Unglücklicherweise waren die Gendarmen nicht die einzigen Wächter des Gefangenen.
V.
Die Hilfsmittel Oullier‘s
In der Vendée gibt es noch sehr sehr wenig schöne Landstraßen, und diese sind erst seit dem Jahre 1832, also nach den hier erzählten Ereignissen angelegt worden.
Dieser Mangel an Landstraßen war den Insurgenten in dem großen Kriege hauptsächlich zu Statten gekommen.
Am linken Ufer der Loire gab es damals nur zwei Straßen, die von Nantes nach La Rochelle und nach Palmboeuf führten. Die erstere berührte das Städtchen Montaigu.
Zwischen diesen Hauptstraßen sind einige schlechte Nebenwege. Um auf diesen Straßen von Montaigu nach Machecoul zu gelangen, mußte man einen bedeutenden Umweg machen. Der General sah aber wohl ein, daß der Erfolg seines Unternehmens von der Schnelligkeit der Ausführung abhing. Ein Marsch auf den Hauptstraßen würde zu viel Zeit gekostet haben. Ueberdies waren diese Straßen den militärischen Operationen nicht günstiger als die Verbindungswege. An den Seiten waren tiefe und breite Gräben, Hecken und Gebüsche, welche zu einem Hinterhalte sehr geeignet waren. Der General beschloß daher, den weit kürzeren Seitenweg nach Machecoul einzuschlagen.
Das von ihm durchgeführte Cantonnirungssystem hatte die Soldaten mit den Ortsverhältnissen vertraut gemacht. Der Capitän, welcher die Infanterieabtheilung befehligte, kannte die Straße bis zu dem Flusse Boulogne. Dort sollte er einen von Courtin abgeschickten Führer finden; denn es war vorauszusehen, daß Jean Oullier sich weigern würde, als Wegweiser zu dienen.

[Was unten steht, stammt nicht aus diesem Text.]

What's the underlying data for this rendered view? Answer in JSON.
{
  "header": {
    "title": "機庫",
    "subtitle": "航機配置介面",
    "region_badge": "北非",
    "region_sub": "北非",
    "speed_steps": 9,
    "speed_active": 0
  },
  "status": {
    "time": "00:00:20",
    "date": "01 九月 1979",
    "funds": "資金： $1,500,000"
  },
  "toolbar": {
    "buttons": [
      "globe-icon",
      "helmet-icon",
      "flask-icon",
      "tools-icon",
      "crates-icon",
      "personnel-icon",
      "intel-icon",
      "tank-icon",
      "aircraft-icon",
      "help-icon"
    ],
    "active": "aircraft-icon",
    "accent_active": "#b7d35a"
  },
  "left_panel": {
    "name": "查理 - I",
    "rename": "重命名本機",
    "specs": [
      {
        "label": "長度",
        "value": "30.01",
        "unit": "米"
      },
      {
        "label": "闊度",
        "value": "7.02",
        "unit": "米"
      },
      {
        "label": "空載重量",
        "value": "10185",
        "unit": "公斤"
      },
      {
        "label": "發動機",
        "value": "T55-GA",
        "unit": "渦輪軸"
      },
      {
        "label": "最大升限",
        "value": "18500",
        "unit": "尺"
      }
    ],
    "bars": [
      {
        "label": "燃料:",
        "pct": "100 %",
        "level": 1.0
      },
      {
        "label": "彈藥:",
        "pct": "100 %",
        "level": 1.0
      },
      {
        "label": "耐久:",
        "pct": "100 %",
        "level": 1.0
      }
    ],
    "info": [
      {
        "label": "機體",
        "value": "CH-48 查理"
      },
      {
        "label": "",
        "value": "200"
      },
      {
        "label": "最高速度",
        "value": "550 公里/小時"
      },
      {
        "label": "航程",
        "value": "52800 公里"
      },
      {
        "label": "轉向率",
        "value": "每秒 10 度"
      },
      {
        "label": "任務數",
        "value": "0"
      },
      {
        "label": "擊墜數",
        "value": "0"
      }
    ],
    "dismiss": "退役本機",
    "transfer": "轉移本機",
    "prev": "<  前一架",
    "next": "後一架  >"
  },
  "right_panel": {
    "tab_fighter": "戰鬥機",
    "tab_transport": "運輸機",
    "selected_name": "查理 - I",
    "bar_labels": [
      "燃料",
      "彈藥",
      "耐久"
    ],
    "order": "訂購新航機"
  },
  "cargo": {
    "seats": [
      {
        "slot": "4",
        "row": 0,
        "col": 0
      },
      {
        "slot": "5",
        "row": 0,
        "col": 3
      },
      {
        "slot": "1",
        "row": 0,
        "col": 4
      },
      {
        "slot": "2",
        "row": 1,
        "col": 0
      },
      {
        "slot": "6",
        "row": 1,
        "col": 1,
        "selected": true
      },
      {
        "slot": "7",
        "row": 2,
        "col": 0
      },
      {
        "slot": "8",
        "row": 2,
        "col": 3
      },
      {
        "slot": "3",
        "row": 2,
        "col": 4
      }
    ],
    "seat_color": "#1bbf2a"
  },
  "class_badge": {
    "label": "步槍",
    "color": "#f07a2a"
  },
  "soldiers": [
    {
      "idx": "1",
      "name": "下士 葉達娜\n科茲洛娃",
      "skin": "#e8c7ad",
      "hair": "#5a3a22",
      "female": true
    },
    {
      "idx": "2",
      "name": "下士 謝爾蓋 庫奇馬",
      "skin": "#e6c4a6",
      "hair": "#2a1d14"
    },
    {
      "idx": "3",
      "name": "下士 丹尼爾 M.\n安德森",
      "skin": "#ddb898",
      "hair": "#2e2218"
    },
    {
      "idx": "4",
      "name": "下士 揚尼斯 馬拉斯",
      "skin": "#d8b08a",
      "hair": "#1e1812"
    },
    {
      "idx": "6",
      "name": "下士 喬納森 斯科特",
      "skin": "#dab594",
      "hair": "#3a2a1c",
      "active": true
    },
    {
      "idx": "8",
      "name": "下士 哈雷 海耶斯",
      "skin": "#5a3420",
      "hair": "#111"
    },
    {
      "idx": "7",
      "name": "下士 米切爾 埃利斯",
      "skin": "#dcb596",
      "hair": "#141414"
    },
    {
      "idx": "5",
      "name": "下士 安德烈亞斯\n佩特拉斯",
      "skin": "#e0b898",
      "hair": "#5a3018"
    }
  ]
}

Der General hatte übrigens seine Vorkehrungen getroffen, um nicht überrascht zu werden. Zwei Cavalleristen, mit schußfertigen Pistolen in der Hand, ritten voraus, während etwa zwölf Mann auf beiden Seiten der Colonne die Gebüsche durchsuchten.
Der General ritt an der Spitze seiner kleinen Truppe, in deren Mitte Jean Oullier, auf der Croupe eines Cavalleriepferdes sitzend, fortgeschafft wurde. Aus Vorsicht hatte man den Gefangenen dessen Hände gefesselt waren, mit einem Riemen an den Reiter festgeschnallt, und überdies wurde er von zwei rechts und links reitenden Soldaten bewacht.
Es war etwas über sechs Uhr Abends, als die kleine Schaar von Montaigu abmarschirte.
Die fünf Lieues bis zum Schlosse Souday konnten in etwa fünf Stunden zurückgelegt werden, man konnte daher etwa um elf Uhr eintreffen.
Diese Stunde schien dem General zur Ausführung seines Handstreiches sehr günstig.
Wenn Courtin die Wahrheit gesagt hatte, so mußten die Führer der Vendéer zu Souday versammelt seyn, um sich mit der Prinzessin zu berathen. Wenn sie sich noch nicht entfernt halten, so konnte man sie alle gefangen nehmen.
Eine halbe Stunde von Montaigu kniete eine zerlumpte alte Bäuerin vor einem Crucifix. Als die Soldaten näher kamen, stand sie auf und blieb an der Straße stehen, um sie vorbeimarschiren zu sehen und zugleich um ein Almosen zu bitten.
Aber die Offiziere und Soldaten marschirten vorbei, ohne die Alte zu beachten.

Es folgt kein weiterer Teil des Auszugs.